From the Tour de France to the World Cup. And now, from the Giro d’Italia to the greatest classic in the late season. Due to corona, there is cycling nearly every day. Bobbie Traksel, former professional bicycle racer, TV commentator at Eurosport and president of cycling association VVBW, wants to seize the crisis time to better guide and coach cyclists in things like their pensions and their rights. Because, for many cyclists, that is not a luxury. “It is a misunderstanding that all cyclists earn buckets of money.”

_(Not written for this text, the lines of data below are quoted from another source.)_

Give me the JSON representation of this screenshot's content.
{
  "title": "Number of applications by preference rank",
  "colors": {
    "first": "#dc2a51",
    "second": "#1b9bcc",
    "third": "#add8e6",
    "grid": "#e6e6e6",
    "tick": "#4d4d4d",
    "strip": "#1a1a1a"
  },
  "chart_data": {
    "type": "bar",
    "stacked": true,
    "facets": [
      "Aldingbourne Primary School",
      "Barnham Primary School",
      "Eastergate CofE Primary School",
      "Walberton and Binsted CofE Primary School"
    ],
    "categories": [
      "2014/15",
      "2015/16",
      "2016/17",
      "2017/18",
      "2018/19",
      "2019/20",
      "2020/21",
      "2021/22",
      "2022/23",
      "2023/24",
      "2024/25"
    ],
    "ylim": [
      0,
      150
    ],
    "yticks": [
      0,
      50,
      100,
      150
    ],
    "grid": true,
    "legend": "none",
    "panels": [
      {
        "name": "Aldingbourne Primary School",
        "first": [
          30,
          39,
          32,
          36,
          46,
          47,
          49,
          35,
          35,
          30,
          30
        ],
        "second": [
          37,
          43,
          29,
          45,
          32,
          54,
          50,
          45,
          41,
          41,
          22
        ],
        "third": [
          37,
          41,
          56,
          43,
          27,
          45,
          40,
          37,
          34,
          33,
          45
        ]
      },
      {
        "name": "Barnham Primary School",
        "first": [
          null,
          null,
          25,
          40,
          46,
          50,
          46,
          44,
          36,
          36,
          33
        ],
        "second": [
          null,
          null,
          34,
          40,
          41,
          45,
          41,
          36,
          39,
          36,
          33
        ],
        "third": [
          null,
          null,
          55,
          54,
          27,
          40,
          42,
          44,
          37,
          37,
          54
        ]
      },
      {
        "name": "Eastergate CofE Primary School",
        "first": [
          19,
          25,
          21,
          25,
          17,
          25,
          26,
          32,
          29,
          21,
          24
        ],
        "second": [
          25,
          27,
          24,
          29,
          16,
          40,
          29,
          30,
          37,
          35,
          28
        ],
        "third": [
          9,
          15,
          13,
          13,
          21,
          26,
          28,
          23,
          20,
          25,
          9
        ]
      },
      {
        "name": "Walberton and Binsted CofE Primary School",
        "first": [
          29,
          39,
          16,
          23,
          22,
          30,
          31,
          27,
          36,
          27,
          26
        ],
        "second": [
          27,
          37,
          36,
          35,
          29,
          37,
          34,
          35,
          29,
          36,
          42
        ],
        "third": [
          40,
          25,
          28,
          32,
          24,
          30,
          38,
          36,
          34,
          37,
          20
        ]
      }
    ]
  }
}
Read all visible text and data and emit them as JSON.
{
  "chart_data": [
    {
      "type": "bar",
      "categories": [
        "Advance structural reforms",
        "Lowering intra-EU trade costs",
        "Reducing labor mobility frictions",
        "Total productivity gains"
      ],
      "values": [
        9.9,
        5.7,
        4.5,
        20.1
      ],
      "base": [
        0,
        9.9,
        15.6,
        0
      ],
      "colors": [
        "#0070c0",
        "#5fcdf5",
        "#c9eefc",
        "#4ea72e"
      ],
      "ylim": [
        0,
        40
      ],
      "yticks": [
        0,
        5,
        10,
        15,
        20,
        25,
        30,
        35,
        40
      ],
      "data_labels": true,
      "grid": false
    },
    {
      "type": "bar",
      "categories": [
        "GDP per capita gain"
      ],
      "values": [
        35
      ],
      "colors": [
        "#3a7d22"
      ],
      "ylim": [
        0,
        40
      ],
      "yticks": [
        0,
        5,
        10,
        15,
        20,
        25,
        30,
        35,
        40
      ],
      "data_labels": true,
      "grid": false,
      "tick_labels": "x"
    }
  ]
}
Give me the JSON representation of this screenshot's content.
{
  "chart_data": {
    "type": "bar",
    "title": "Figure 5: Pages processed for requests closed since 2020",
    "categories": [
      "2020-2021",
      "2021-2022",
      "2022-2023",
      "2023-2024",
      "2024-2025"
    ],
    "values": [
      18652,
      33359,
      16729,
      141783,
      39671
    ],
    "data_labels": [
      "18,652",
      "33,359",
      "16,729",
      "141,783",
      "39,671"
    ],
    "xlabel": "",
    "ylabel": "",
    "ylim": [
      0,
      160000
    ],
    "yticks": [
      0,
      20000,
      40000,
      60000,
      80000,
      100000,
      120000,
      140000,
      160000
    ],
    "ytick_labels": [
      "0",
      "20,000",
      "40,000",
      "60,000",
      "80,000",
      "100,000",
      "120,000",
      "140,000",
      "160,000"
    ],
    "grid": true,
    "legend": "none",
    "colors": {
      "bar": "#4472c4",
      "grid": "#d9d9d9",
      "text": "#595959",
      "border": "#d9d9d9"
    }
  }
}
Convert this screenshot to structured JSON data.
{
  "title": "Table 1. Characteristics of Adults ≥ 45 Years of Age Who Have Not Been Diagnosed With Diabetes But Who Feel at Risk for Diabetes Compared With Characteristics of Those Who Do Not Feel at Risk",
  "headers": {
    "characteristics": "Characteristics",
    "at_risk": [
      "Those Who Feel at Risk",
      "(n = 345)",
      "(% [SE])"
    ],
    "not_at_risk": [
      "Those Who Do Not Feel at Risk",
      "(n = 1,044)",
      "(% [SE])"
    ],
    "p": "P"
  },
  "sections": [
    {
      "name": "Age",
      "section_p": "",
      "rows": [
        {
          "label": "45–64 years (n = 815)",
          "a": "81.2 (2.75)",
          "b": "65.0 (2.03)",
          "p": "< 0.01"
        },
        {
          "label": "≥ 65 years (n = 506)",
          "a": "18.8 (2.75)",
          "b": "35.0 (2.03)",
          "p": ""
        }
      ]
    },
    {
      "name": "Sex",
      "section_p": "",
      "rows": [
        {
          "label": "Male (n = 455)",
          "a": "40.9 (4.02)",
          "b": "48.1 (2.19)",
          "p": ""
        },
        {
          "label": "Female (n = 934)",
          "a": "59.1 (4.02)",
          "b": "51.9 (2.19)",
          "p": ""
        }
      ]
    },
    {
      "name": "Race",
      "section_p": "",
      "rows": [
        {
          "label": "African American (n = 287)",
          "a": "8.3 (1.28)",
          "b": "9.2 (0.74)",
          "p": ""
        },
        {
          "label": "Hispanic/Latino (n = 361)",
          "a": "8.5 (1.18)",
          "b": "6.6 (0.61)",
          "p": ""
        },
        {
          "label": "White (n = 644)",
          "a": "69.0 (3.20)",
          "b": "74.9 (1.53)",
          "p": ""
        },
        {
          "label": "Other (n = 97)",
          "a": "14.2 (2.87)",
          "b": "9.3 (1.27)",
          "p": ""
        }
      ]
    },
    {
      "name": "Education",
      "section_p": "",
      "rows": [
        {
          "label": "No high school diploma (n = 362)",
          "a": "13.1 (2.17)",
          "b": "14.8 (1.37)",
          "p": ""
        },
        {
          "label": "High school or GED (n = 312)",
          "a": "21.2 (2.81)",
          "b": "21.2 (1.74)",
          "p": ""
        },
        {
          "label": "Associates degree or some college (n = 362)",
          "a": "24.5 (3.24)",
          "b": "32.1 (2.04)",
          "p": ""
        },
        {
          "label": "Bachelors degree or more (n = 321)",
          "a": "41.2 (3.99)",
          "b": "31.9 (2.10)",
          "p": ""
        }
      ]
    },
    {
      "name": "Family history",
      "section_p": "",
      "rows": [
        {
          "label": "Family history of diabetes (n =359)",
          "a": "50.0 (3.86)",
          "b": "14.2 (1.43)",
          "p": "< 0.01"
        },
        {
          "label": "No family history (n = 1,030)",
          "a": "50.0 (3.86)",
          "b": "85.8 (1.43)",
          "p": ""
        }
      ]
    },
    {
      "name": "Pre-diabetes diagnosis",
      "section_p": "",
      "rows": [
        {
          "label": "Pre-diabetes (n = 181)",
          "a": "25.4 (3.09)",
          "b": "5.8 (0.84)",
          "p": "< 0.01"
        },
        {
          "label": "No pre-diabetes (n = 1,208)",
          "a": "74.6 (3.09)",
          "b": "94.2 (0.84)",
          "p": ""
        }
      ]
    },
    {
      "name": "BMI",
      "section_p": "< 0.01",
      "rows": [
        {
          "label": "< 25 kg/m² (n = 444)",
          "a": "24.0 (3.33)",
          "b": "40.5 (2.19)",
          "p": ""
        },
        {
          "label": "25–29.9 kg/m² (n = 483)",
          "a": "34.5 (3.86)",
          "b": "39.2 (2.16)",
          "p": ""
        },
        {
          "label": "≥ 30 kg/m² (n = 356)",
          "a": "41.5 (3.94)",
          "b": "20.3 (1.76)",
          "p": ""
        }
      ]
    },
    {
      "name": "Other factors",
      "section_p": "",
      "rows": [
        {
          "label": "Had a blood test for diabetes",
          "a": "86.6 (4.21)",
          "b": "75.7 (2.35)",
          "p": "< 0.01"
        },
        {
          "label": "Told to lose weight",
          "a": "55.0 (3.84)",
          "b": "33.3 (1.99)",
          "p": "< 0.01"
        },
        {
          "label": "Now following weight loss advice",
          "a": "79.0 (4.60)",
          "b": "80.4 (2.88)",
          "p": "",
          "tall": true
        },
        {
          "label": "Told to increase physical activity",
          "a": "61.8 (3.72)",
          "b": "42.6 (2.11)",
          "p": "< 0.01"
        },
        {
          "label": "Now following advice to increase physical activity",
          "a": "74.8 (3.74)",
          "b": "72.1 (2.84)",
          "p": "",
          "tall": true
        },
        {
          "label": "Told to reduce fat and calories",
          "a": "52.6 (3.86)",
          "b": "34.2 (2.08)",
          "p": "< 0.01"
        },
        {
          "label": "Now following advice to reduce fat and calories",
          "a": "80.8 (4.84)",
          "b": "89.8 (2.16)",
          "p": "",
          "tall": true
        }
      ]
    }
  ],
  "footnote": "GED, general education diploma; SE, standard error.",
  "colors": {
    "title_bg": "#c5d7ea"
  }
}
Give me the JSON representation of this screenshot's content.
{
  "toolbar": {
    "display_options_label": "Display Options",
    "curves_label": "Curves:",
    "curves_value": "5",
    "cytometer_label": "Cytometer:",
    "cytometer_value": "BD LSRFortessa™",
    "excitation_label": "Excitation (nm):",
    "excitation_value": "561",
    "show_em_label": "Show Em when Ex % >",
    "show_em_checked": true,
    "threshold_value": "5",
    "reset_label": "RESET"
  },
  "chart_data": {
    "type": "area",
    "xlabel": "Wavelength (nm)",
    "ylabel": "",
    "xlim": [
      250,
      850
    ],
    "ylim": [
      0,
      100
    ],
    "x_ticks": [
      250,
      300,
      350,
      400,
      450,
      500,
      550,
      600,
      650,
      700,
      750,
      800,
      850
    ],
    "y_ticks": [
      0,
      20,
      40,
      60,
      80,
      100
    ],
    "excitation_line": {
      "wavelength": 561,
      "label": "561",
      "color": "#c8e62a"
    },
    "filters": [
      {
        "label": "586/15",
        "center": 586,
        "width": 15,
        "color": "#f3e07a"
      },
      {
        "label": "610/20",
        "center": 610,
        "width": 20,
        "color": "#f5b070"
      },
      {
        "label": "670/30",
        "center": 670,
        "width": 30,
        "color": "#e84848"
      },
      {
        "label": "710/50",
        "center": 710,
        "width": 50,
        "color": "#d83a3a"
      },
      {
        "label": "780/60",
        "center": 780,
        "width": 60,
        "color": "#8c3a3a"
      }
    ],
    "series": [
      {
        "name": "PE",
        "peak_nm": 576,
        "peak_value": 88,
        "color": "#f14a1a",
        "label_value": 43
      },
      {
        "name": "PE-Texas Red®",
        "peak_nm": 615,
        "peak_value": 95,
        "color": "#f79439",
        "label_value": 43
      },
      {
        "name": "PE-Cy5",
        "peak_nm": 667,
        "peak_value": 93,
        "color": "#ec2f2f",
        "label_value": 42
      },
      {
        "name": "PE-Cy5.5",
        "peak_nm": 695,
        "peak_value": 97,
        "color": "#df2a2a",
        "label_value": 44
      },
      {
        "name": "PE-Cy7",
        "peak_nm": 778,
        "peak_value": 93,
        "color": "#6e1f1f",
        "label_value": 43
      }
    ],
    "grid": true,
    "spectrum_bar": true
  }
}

Bobbie Traksel stands up for his cyclists. There is a small group of top earners of the Tom Dumoulin and Matthieu van der Poel caliber, but 60 percent of professional cyclists makes less than 50,000 Euros a year. Traksel wants to do much more for that group. “We really want to develop something for those people. An economic crisis is looming, the world is changing rapidly, politically and socially, and we also need to put energy into the financial future of our youngest racers. What we would like best is an order from the KNWU to train young cyclists on the continental level -semi-professional – in finances, rights and the political landscape in the world of cycling. We can also teach them independently. Most cyclist discuss these kinds of things with their personal managers. A personal manager doesn’t always give independent advice either. We would like to have a much more of a grip on this.”
The “post-career fund”
After the sometimes forced end of their cycling career, professional cyclists often fall into a hole. “They’re suddenly out of work, with no income and most cyclists have not earned enough to build up a buffer. It is a misunderstanding that all racing cyclists earn buckets of money,” Traksel explains. “There are just a few of those. Most cyclists left their education in order to fully focus on their cycling careers.” Cycling association VVBW came up with the idea of the “post-career fund” for these cyclists. This is used to help cyclists after their cycling careers have ended. By opening three funds, the VVBW is helping seriously injured, unemployed or discontinuing cyclists with financial support and, for example, finding a job. First of all, there is the co-called CFK fund. That is a unique arrangement in which professional cyclists and soccer players are mandated to invest a portion of their gross income into a personal participation fund. They don’t have to pay taxes or social premiums on this investment. As soon as their professional careers end, they receive a bridging pension from a second fund for a few years. And the third one is a solidarity fund that was founded by the international cycling federation UCI and is managed by the international trade union CPA. Cyclists receive an extra 10,000 to 15,000 Euros after their careers have ended. This helps them to survive the first period and allows them to focus on work or education. It also allows them to wait for that great job they had always wanted. This is important and necessary.”
Furious top cyclists
Only, an uprising erupted between 300 top cyclists and the CPA. The trade union is seen by top riders as a puppet of the international cycling union UCI. Former cyclist Stef Clement has this to say about it: “There was no membership meeting in 2019, even though that is required. And there is something else that is noteworthy, and that is that only 25 percent of pensions is being paid. Our group believes that the cyclists play a central role in cycling and that they should therefore be adequately represented. So, we want more transparency.” The international pension pot is being filled with proceeds from the World Tour races. The cyclists are furious and top cyclists, such as Robert Gesink and Chris Froome, along with 300 other cyclists have threatened legal action.